Composition: Literature

Study and practice of good writing; topics derived from reading and discussing stories, poems, essays, and plays. Cannot be taken if student has already received a grade of 2.0 or higher in either ENGL 111, ENGL 121, or ENGL 131.

Class description

111: Composition: Literature; Topic: Science Fiction and Genre Writing

This class will teach writing and composition through genre: the genre of science fiction, but also comparing bigger genres such as short stories, television, film, letter-writing, and journaling. The goal is to learn how to read the conventions of a genre in order to be able to write for a wide variety of audiences, both within and without the university.

The readings start with the classic Golden Age of science fiction, up to more modern SF. Authors include, but are not limited to, Isaac Asimov, Greg Egan, Octavia Butler and television includes episodes from Star Trek: The Next Generation. The themes in these readings, and hence the writings and discussions, are logic and subjectivity, technology, futurism, social organization, and computer science. If this is uninteresting to you, please don’t take the class!

This is a reading intensive class: not only will we read fiction each week, but there are complex academic essays about genre or science fiction topics. These texts are difficult and take time. All together there are 150 pages of material to read. Do not take this class if you cannot do the readings; you will not do well on the portfolio. There are weekly discussions about the literature which supply the material for that week’s writing assignments. In-class group work is required and participation is mandatory.
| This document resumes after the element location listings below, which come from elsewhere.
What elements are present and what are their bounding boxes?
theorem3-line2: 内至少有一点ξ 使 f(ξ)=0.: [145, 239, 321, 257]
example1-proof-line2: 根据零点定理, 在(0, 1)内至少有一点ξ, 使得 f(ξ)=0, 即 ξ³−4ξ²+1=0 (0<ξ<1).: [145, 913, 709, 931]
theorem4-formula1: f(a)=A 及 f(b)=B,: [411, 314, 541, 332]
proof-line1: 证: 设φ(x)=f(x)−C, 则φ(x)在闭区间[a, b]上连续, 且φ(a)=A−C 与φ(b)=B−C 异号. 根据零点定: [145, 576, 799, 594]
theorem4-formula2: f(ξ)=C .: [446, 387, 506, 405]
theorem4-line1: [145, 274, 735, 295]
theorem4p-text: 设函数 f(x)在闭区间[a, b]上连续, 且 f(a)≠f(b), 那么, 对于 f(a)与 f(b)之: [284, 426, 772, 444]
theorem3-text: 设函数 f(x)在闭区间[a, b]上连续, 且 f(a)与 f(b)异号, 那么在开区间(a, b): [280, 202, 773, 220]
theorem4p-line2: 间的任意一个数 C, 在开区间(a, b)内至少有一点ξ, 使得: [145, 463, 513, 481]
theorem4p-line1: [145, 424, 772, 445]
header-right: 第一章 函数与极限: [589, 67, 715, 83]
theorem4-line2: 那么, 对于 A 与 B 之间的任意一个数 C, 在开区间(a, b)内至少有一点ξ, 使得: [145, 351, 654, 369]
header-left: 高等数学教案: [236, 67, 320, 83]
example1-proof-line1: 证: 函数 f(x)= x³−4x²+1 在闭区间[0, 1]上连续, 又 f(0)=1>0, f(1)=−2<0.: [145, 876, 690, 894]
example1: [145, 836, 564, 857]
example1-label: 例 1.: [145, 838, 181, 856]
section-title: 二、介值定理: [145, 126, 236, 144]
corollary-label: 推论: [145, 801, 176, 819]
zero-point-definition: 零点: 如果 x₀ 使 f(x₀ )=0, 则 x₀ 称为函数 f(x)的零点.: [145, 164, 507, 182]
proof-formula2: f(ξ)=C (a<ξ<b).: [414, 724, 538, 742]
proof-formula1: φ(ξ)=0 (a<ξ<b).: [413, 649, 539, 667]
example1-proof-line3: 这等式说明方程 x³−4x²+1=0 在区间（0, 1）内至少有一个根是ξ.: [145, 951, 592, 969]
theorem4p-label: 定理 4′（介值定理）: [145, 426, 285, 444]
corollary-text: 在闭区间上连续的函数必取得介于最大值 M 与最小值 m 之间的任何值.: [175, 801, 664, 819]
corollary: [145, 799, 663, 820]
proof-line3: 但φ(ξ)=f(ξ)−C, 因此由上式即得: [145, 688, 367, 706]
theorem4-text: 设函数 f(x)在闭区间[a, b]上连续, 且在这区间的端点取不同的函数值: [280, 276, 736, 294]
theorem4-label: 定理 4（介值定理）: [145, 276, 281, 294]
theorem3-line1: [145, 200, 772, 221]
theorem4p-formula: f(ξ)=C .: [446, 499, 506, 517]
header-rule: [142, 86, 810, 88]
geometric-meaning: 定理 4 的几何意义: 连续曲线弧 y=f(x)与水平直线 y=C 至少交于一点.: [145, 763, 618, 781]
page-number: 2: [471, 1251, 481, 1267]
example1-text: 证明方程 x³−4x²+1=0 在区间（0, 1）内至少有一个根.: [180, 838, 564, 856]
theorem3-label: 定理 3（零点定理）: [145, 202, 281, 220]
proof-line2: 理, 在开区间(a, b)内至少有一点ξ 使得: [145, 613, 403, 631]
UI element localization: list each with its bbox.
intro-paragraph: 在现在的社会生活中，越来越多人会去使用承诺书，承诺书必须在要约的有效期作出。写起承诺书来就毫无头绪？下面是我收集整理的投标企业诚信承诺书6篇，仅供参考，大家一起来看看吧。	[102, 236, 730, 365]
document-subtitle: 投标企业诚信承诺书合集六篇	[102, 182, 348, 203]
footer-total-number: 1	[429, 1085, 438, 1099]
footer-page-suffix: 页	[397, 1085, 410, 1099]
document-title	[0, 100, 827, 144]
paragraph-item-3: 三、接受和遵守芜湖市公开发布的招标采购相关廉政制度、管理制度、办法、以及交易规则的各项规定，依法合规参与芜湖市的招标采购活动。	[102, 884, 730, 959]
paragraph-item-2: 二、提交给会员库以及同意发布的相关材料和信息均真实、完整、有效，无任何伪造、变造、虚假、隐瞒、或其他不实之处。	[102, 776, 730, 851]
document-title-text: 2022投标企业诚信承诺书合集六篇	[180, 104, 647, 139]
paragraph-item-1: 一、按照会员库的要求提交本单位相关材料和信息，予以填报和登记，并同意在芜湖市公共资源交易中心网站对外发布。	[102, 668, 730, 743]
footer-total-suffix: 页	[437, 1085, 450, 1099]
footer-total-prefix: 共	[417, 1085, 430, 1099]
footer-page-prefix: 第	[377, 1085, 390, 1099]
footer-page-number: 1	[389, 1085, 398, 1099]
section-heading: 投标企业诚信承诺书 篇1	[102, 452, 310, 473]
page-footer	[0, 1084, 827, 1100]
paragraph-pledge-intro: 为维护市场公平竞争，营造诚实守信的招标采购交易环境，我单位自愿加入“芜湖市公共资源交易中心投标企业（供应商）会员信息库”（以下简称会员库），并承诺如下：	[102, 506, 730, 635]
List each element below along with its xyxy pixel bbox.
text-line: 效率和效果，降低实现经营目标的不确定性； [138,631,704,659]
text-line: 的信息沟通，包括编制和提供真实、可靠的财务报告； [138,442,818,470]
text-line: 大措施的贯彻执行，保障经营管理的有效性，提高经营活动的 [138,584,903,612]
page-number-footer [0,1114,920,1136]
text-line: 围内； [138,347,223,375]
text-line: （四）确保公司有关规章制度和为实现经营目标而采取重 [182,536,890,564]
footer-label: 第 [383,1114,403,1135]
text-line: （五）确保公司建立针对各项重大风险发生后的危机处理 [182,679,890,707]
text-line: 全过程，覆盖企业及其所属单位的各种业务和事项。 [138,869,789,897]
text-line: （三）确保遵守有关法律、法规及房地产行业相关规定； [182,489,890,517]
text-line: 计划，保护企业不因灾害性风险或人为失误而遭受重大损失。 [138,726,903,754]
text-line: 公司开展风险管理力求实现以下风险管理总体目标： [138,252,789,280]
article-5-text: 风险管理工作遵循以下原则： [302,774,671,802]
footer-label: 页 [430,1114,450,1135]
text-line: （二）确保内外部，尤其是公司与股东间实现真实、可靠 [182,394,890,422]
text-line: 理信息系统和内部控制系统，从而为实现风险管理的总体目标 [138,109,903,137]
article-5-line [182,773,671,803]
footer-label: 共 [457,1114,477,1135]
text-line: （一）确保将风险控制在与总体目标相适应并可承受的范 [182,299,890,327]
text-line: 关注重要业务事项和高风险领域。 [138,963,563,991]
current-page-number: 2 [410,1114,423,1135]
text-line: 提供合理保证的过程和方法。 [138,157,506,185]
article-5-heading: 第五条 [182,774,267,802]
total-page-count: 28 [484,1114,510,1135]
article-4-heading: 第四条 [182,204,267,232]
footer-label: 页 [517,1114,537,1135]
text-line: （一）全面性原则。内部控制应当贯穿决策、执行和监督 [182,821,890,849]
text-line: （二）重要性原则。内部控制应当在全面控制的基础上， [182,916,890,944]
This is also a writing intensive class: A total of about 30-40 pages of writing will be expected of you this quarter. Each week, at minimum, a 2-3 page short assignment is due, based on discussion questions, class time, and journal entries. Mid-quarter you will complete a major paper, 5-7 pages, and then a peer review group: reading 4-5 of your peers’ major papers (reading about 30 pages), marking up and editing their drafts, and writing a one page letter summing up your reading experience, to each peer. There is also a final major paper, 5-7 pages, based on the whole quarter’s questions. This is a lot of work! But you will, guaranteed, benefit from the practice and genre switching that we do in this class. You are required to buy a small lined notebook for journal entries in this class. You will turn the notebook on a weekly basis, so do not write anything in it that you don’t want graded or read by me. This journal will help you brainstorm writing topics and discussion questions. (Keep your lecture notes separate, please).

Student learning goals

General method of instruction

Recommended preparation

Class assignments and grading

30% Participation 70% Final writing portfolio


The information above is intended to be helpful in choosing courses. Because the instructor may further develop his/her plans for this course, its characteristics are subject to change without notice. In most cases, the official course syllabus will be distributed on the first day of class.